Ultima modifica di x_alfo_x; 24-07-10 alle 01:06


giusto per inciso, ricercatore, dirigente dello stato, direttore d'archivio, uomo politico di stato e di governo, e latere giornalista.....
ha pubblicato una ventina almento di testi, oltre a vari saggi su riviste, altro che battutine di sufficienza eh...
volendo potresti consultare anche spagnoletti, dimmi anche di lui che è giornalista, così come hai scritto qui, o sul nazionale parlando di petacco.....
Ultima modifica di giopizzetto; 24-07-10 alle 08:28
legittimista si ma critico
"il futuro d'italia è tutto nel mezzogiorno" G. Fortunato 1879








così mi sembrano le scatole cinesi.
Dovrei recuperare un libro del 1959, guardare la bibliografia, recuperare i libri della bibliografia, ecc...
E' più facile coi conti svizzeri.
al Nord ci sono anche filo-arabi, terzomondisti, ecc...
I motivi possono essere tanti: c'è chi si è fatto ingannare dalla propaganda, chi si sente in colpa per essere "ricco", ecc...

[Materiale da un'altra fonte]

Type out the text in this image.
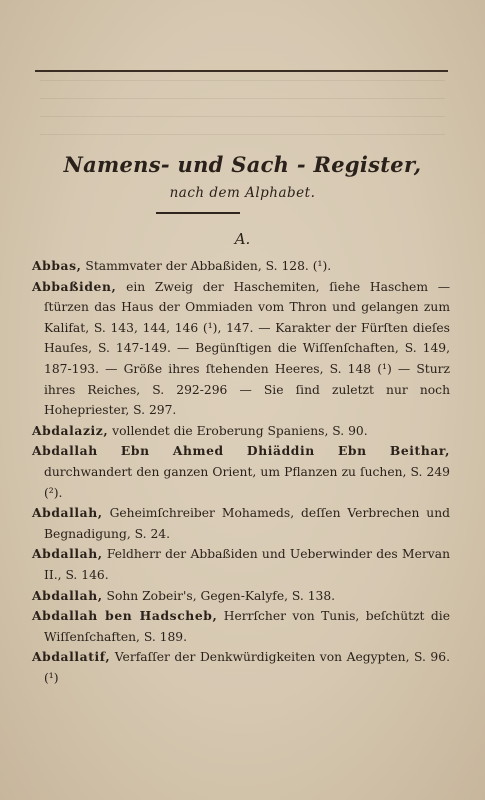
Namens- und Sach - Register,
nach dem Alphabet.
A.

Abbas, Stammvater der Abbaßiden, S. 128. (¹).

Abbaßiden, ein Zweig der Haschemiten, ſiehe Haschem — ſtürzen das Haus der Ommiaden vom Thron und gelangen zum Kalifat, S. 143, 144, 146 (¹), 147. — Karakter der Fürſten dieſes Hauſes, S. 147-149. — Begünſtigen die Wiſſenſchaften, S. 149, 187-193. — Größe ihres ſtehenden Heeres, S. 148 (¹) — Sturz ihres Reiches, S. 292-296 — Sie ſind zuletzt nur noch Hohepriester, S. 297.

Abdalaziz, vollendet die Eroberung Spaniens, S. 90.

Abdallah Ebn Ahmed Dhiäddin Ebn Beithar, durchwandert den ganzen Orient, um Pflanzen zu ſuchen, S. 249 (²).

Abdallah, Geheimſchreiber Mohameds, deſſen Verbrechen und Begnadigung, S. 24.

Abdallah, Feldherr der Abbaßiden und Ueberwinder des Mervan II., S. 146.

Abdallah, Sohn Zobeir's, Gegen-Kalyfe, S. 138.

Abdallah ben Hadscheb, Herrſcher von Tunis, beſchützt die Wiſſenſchaften, S. 189.

Abdallatif, Verfaſſer der Denkwürdigkeiten von Aegypten, S. 96. (¹)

la mia esperienza mi insegna a stare molto attento quando parla una persona che fa parte di una delle seguenti categorie:
1) giornalisti
2) avvocati
3) politici
4) meridionali
Mi scuserai se non ho intenzione di prendere per oro colato le parole di un giornalista pugliese che si è laureato in giurisprudenza e che ha fatto il parlamentare.
ma non me frega nulla nè di Spagnoletti nè di Petacco.
Lo volete capire che a me interessano le fonti, i dati, qualcosa che si tocca ?
E' un discorso più ampio, non riguarda solo la storia delle Due Sicilie.
Anche nel mondo accademico, non solo italiano, c'è la tendenza a scrivere saggi basandosi su altri saggi, che a sua volta si rifanno ad altri saggi e così via...
La storia si dovrebbe basare sulle fonti, ci deve essere spirito critico, ma le fonti vanno messe in primo piano.
Invece è un continuo citare l'autore più figo (o che fa più comodo).
E' un sistema demenziale.
Ripeto: la mia non è una critica solo alla metodologia vista in questo thread, magari !!
la mia è una critica che purtroppo vale anche per la storiografia accademica.
Ultima modifica di k21; 24-07-10 alle 13:47




Se leggi Nitti ci sono tabelle di statistiche redatte dal nuovo Regno d'Italia, se non ti stanno bene neanche quelle, pazienza.
Se vuoi ti posso portare direttamente negli archivi o nelle Camere di Commercio o farti vedere la corrispondenza fra i vari ambasciatori. Però alla fine non ti accontenteresti lo stesso
Non li hai letti come fai a poter dare un giudizio? Il Nord era più ricco? Sei tu a dirlo o la propaganda?
Mi fai vedere dei documenti? Hai a disposizione delle statistiche dell'epoca?